What made you want “New” to be your first major-label release?
I feel like “New” really is an all-encompassing term for what’s happening in my career right now. It’s a new beginning for me — and I don’t think people will be like, ‘Oh, she’s changed. She’s different.’ I think they’ll be expecting to come along with me on this journey, and they’ll realize that people do change. We’re all humans, we all go through phases.
I’ve just gained so much confidence in the booth since the Sit Still Look Pretty era. I’m working with really talented producers and songwriters who bring out the best in me. This song doesn’t really beat around the bush. It just tells you that I was hurt by this person and that I’m missing him. All of these emotions are kind of pouring out of this new song, and I think this new era is gonna represent just a more raw, real me.
Can you elaborate on the story behind the song?
It’s about a past relationship, and I kind of love how it’s a plot twist — you think it’s gonna be I’m onto something or someone new. But it’s a recognition that maybe you’ve tried to move on… it was actually me who ended it, and I’ve tried so many times where I’m like, ‘I don’t need this person and I just have to move past this.’ I’ve always just kind of been a single-minded person. So I moved on, and I thought emotionally I was gonna move on too. But everyone has those moments when they’re like, ‘oh, this wasn’t the right move.’ Like, ‘I shouldn’t have gone through this and now I have regrets about it.’
With “New,” I just want to acknowledge that it’s not weird to have feelings. We all miss someone at one point in our lives. We all have regrets, you know, love ourselves one day, don’t like ourselves the next day. I think it’s good to show other people that you should channel this. We all go through things and we should talk about it, not avoid the fact and just keep it all bottled up. I feel that [“New”] is a very vulnerable track and a powerful, emotional track that people will probably cry to.

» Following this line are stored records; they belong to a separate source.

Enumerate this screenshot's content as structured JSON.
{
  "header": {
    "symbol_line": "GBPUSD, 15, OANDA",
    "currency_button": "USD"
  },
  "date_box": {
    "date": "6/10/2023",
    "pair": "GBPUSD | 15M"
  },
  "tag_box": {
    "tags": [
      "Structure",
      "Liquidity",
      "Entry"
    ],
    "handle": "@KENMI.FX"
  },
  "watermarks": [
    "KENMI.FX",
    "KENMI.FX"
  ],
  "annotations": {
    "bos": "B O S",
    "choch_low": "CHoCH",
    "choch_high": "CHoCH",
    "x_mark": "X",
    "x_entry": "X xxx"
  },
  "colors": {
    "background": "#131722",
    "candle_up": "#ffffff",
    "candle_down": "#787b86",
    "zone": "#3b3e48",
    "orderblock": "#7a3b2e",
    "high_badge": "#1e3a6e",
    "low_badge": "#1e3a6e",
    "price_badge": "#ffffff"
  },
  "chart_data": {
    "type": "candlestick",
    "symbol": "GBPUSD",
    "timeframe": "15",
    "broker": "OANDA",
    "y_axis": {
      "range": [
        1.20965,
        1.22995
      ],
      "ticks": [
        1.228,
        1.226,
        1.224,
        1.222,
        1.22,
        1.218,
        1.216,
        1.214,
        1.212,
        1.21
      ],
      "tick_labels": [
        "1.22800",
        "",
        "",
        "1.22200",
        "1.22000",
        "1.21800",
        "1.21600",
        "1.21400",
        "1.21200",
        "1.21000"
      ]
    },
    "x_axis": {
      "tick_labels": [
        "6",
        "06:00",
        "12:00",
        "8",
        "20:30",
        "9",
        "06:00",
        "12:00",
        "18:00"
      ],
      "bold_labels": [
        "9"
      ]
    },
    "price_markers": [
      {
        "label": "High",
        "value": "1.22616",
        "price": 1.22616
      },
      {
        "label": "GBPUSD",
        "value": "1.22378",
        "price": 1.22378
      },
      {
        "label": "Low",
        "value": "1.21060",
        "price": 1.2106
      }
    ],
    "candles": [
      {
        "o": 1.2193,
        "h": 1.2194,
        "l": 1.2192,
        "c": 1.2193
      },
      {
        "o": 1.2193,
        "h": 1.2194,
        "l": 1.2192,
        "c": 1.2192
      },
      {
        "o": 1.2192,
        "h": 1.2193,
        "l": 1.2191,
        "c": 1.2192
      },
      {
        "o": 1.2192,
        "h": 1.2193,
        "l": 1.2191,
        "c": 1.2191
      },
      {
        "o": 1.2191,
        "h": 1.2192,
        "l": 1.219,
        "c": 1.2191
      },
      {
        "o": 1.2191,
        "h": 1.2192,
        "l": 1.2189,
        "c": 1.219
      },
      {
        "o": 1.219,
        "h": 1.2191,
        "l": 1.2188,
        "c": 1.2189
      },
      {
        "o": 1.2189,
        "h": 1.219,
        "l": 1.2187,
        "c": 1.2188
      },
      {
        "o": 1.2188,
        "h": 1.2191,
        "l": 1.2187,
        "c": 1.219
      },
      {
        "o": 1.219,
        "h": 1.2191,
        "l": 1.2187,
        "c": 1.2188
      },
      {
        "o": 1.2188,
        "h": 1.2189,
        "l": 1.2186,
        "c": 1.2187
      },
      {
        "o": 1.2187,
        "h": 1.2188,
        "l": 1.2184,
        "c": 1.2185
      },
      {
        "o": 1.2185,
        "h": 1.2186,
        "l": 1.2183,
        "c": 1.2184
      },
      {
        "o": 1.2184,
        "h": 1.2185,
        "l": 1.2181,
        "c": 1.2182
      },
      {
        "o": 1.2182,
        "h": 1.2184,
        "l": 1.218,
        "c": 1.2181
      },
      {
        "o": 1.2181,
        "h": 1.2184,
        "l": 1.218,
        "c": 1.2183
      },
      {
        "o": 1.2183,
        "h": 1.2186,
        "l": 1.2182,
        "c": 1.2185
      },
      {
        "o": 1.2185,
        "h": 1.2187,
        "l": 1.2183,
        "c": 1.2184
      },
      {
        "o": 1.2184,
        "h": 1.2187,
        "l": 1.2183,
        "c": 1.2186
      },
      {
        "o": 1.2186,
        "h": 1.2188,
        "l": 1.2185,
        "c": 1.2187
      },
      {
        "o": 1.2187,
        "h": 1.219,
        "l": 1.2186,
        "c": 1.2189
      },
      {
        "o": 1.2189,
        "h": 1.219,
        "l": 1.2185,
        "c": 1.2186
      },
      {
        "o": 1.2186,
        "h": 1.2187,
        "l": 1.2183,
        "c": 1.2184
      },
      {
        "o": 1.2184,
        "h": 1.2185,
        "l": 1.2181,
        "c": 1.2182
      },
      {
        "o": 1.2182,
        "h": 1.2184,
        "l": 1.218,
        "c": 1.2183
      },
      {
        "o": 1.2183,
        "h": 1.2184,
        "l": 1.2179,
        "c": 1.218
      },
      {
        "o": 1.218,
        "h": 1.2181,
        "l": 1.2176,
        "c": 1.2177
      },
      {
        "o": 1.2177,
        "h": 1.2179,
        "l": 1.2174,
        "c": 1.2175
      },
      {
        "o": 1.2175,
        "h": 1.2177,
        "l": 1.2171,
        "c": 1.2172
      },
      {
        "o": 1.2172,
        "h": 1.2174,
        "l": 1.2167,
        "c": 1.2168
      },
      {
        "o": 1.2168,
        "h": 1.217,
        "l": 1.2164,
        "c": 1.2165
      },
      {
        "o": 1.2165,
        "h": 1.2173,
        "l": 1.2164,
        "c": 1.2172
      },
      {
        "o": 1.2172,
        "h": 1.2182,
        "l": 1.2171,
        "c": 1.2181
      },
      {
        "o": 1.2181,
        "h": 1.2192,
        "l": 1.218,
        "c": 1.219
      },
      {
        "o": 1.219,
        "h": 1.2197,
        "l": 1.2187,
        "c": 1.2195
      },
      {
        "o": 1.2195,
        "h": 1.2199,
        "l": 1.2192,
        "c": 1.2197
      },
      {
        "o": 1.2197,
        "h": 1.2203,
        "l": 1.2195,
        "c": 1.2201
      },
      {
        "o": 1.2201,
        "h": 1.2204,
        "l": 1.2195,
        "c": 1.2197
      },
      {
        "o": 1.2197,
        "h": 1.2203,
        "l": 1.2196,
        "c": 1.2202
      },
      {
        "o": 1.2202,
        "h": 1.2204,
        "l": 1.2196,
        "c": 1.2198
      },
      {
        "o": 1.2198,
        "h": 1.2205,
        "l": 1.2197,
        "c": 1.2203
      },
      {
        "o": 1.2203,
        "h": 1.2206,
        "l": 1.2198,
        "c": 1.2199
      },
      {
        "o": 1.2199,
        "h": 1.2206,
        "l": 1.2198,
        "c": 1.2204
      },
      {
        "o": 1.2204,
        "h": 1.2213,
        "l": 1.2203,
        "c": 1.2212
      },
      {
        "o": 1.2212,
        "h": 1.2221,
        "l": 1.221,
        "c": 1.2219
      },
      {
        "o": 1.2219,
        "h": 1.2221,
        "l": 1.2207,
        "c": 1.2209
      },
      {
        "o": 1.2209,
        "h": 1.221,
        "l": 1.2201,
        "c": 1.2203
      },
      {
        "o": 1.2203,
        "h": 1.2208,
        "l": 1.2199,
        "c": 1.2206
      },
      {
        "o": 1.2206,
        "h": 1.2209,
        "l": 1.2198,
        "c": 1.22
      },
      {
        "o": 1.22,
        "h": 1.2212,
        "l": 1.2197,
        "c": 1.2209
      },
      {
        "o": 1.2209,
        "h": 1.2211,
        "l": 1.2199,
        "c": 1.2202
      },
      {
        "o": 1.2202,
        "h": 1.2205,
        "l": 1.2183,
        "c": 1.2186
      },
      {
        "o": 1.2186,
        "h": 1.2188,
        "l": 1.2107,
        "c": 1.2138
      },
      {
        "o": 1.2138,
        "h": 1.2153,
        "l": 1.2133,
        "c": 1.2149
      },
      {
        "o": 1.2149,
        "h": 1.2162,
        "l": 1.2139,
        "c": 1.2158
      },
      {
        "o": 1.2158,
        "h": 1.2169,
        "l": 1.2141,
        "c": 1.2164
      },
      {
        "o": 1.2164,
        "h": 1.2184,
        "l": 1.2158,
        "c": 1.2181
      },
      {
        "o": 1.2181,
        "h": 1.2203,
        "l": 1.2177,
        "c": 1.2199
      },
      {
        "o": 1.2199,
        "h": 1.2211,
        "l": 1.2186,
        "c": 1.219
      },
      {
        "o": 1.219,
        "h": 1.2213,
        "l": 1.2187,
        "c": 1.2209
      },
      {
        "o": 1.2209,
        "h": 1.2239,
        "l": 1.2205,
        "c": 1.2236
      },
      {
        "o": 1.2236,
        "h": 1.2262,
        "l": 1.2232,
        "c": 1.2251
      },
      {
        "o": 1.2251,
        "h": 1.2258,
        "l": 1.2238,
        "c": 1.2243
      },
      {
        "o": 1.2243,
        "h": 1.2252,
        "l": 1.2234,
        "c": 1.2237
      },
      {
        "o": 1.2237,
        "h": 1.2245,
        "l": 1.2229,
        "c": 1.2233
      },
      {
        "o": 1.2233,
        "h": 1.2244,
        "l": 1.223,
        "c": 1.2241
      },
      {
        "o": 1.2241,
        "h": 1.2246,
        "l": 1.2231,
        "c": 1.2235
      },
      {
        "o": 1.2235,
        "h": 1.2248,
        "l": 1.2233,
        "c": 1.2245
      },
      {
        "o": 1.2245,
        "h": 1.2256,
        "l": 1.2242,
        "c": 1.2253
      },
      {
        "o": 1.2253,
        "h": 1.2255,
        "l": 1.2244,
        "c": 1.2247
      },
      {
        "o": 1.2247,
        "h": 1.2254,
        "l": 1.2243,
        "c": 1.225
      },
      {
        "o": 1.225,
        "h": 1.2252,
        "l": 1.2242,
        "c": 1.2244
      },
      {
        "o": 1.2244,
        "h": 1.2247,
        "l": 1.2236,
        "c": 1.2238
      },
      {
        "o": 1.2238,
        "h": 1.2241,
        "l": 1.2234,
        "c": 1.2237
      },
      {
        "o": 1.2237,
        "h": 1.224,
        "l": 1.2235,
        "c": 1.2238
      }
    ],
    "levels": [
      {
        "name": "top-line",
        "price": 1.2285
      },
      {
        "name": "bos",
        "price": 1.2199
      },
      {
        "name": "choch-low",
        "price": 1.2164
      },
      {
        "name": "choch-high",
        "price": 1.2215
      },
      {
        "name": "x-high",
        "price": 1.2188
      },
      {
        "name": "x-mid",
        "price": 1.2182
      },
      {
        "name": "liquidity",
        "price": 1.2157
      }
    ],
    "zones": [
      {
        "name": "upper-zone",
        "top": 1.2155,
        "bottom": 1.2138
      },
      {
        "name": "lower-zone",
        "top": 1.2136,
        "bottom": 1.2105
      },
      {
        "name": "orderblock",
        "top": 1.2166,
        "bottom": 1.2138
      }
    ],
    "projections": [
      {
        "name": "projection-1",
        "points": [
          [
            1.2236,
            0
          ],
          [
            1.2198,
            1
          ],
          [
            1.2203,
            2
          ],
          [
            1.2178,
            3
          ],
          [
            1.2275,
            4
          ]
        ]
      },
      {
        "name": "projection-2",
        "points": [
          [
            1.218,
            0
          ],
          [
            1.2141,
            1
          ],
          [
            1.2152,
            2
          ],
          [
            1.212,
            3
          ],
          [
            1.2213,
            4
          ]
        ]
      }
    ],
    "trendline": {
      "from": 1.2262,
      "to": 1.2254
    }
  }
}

It feels a little more production-heavy than your past releases — do you think your collaborations with The Chainsmokers and Gryffin [“Feel Good”] helped influence that?
I don’t even know if that was intentional. I think a lot of my songs do kind of lean electronic, but a lot of them also lean towards R&B, like soul, from this new collection of songs. And I think that’s just because I’ve always been influenced by powerful female R&B soul voices and I kind of wanted to bring that into this new era of music.
Stargate produced this one, and I think they really just nailed encompassing the message of the song in the track. “New” has that intensity in it and it’s not just like we’re just putting a drop in the song just to do it — it actually has meaning.
So now that you’re with Interscope and “New” is out, what are you hoping this new era brings?
Hopefully [being] more interactive with [fans]. I’m really just focused, and mentally I’m willing to give that time and space to my fans and more willing to have interactions and go meet them and go on tour and play shows for them. I feel like this is going to be a very fan-focused era because they’ve supported me and they gave me my start when I was independent and didn’t have any of this big machinery behind me. They’re worth a lot to me, and I want to show that to them.